The Real Problem: Chronic Disease Epidemic
- Diabetes: 400M people (vs 100M in 2000)
- Obesity: 1.2B people (vs 300M in 2000)
- Cancer: 25M new cases annually (vs 8M in 2000)
- Alzheimer's: 150M people by 2026 (vs 30M in 2010)
Result: 70% of healthcare costs now treating chronic diseases that are expensive and permanent.
The Real Problem: Technology Costs Spiraled
- New cancer drugs: $300K-$500K per year
- Gene therapy: $1M-$2M per treatment
- Dialysis: $100K/year per patient
- ICU care: $10K-$30K per day
Result: Technology that saves/extends life costs more than people earn in their entire lives.**
Timeline
1980-2010: Healthcare Expansion
- Medical breakthroughs extend life
- Healthcare spending rises 5-8% annually
- People live longer
- Assumption: We can afford it
2011-2020: The Cracks
- Healthcare spending growth continues
- Aging population accelerates
- Chronic diseases explode
- Healthcare costs become 15-18% of GDP (unsustainable)
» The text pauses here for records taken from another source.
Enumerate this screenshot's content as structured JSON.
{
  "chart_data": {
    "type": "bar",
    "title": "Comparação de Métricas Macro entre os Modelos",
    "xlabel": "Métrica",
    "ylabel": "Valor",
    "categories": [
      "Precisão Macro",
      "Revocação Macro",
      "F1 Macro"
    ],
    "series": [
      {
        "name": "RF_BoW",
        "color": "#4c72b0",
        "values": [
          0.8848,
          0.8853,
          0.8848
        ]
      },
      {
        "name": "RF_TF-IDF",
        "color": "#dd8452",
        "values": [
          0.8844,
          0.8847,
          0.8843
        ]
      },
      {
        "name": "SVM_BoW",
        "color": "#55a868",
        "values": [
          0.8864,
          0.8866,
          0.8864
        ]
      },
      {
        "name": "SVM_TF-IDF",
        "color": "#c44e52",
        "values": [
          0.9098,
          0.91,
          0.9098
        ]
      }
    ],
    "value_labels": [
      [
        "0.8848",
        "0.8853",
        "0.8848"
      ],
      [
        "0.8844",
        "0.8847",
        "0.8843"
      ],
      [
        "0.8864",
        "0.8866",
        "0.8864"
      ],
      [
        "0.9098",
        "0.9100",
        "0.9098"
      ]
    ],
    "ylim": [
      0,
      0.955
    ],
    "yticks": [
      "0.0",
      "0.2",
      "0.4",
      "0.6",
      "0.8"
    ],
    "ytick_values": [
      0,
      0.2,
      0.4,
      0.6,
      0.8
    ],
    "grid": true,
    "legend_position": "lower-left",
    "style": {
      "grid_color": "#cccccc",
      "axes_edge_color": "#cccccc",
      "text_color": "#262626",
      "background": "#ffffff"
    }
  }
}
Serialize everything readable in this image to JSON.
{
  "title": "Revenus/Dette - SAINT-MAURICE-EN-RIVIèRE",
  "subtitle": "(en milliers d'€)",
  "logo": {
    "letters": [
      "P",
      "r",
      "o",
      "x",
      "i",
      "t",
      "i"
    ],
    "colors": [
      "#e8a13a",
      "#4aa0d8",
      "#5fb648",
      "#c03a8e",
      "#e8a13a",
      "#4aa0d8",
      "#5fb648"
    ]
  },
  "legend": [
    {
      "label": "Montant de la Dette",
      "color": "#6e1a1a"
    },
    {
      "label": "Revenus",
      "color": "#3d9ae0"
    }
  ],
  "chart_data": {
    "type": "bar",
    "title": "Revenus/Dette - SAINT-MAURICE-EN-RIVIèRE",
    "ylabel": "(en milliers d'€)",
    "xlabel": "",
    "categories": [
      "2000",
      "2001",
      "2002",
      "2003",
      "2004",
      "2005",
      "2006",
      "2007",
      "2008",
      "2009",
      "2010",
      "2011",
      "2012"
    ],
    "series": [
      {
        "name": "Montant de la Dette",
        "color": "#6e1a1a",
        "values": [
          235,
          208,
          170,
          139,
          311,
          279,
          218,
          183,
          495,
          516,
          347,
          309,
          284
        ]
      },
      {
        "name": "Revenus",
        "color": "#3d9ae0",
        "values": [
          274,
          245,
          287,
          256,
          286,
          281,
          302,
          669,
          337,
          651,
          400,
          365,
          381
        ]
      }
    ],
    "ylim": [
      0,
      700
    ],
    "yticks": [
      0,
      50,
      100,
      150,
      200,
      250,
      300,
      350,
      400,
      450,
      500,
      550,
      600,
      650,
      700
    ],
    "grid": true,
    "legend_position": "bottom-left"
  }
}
2021-2023: The Crisis Emerges
- Government budgets strained
- Healthcare funding questions begin
- First system rationing discussions
- Stock prices decline
2024: The Collapse
- Massive healthcare layoffs: 20M jobs
- Hospital closures: 15,000+ hospitals shut down globally
- Healthcare spending cuts: 40-50% in many countries
- Life expectancy begins declining: First decline in 100+ years
- Valuations crash: Healthcare down 60%
Q1-Q2 2025: System Reboot
- Healthcare resized to sustainable level
- Rationing becomes explicit policy
- Expensive treatments denied (cost-benefit analysis)
- Healthcare jobs: Down 67%
May 2026: New Reality
- Average life expectancy: Down 5 years from peak
- Healthcare jobs: 10M (down 67%)
- Industry revenue: $6T (down 60%)
- Rationing: New normal
Lesson: Healthcare was unsustainable because the demand for healthcare (aging population + chronic diseases) exceeded what society could economically afford. The collapse was inevitable and mathematically predetermined.